Techno Imaginaries & the Global South
Combines close examinations of primary sources from film, literature, art, etc. with theoretical readings on temporality, globalization, (post/de) colonialism, social construction of technology, among others to interrogate how ideas and ideologies about technological artifacts are integral to dreaming up futures. Primary focus is on people and places outside the United States and Western Europe, particularly postcolonial Africa and Asia.
Undergraduate Courses
Communication, Technology, and Work
This course examines the different ways that communication and digital technologies are shaping notions of work and labor.
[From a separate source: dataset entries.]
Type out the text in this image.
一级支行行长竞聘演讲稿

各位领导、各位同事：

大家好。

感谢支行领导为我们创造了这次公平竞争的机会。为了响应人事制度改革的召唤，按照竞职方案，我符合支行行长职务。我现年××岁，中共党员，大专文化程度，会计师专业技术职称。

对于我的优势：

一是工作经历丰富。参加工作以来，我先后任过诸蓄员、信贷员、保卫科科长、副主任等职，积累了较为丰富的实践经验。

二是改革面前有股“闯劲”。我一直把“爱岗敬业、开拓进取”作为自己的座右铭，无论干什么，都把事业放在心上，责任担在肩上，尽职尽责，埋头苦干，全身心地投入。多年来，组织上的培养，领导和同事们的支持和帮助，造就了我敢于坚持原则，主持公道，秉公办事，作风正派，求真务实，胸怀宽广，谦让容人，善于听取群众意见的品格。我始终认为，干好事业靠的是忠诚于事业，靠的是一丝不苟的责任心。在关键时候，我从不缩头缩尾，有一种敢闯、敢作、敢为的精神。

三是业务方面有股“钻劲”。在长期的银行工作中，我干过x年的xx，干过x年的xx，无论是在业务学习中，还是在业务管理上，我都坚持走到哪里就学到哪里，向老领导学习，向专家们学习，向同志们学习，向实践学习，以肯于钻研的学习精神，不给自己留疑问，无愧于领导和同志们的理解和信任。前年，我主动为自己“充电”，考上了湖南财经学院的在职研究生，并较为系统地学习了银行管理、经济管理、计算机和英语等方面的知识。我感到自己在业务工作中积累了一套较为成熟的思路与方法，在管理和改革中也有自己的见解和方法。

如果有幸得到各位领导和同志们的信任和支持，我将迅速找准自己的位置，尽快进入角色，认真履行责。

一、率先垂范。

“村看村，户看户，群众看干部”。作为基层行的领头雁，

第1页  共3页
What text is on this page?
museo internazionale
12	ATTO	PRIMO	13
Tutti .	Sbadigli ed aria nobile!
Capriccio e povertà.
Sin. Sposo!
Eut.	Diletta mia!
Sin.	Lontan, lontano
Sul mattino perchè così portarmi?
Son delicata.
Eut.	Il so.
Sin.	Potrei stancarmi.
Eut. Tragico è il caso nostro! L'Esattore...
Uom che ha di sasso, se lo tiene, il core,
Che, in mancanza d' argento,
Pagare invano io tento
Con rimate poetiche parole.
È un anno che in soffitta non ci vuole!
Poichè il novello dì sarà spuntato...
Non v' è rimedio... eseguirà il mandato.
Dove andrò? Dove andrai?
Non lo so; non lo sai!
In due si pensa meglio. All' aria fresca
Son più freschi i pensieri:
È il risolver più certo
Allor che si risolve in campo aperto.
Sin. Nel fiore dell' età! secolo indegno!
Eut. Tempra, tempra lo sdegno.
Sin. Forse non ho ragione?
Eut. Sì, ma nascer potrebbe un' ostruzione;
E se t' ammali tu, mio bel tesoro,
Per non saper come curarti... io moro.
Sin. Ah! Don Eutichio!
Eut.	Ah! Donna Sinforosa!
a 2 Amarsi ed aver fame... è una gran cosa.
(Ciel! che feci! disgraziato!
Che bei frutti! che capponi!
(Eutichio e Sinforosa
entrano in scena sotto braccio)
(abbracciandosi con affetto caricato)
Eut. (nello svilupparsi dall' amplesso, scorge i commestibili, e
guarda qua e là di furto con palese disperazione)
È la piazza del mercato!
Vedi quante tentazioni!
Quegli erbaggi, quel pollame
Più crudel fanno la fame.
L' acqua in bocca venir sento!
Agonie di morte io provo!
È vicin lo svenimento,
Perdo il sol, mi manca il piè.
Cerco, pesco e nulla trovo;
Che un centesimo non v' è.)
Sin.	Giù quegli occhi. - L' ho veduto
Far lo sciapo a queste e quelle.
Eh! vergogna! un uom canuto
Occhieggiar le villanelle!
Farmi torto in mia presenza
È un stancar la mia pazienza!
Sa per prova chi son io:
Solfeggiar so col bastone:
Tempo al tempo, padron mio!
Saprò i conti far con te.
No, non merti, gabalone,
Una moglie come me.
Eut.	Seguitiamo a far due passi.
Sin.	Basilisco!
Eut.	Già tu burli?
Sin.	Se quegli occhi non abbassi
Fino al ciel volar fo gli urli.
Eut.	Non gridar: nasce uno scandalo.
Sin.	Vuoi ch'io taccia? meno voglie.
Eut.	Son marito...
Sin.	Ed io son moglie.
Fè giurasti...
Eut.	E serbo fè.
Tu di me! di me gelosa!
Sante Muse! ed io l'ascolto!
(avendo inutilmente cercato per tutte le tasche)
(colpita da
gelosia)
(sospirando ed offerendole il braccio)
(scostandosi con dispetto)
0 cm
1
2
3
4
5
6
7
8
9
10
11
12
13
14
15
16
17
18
Students engage with ongoing debates on topics such as the sharing economy, micro-work , micro-celebrity, tech entrepreneurship both in Silicon Valley and other parts of the world, as well as the work that goes into making popular consumer technologies like the iPhone.
Global Media Flows
From Hollywood to Bollywood, Korean Dramas to Netflix Originals, media finds transnational and diasporic audiences around the world and are remade, re-used, and remixed. This course unpacks theories of globalization and other processes facilitating the cross-border flow of various media. Case studies and assignments focus on the production, distribution, and reception of entertainment media from different parts of the world.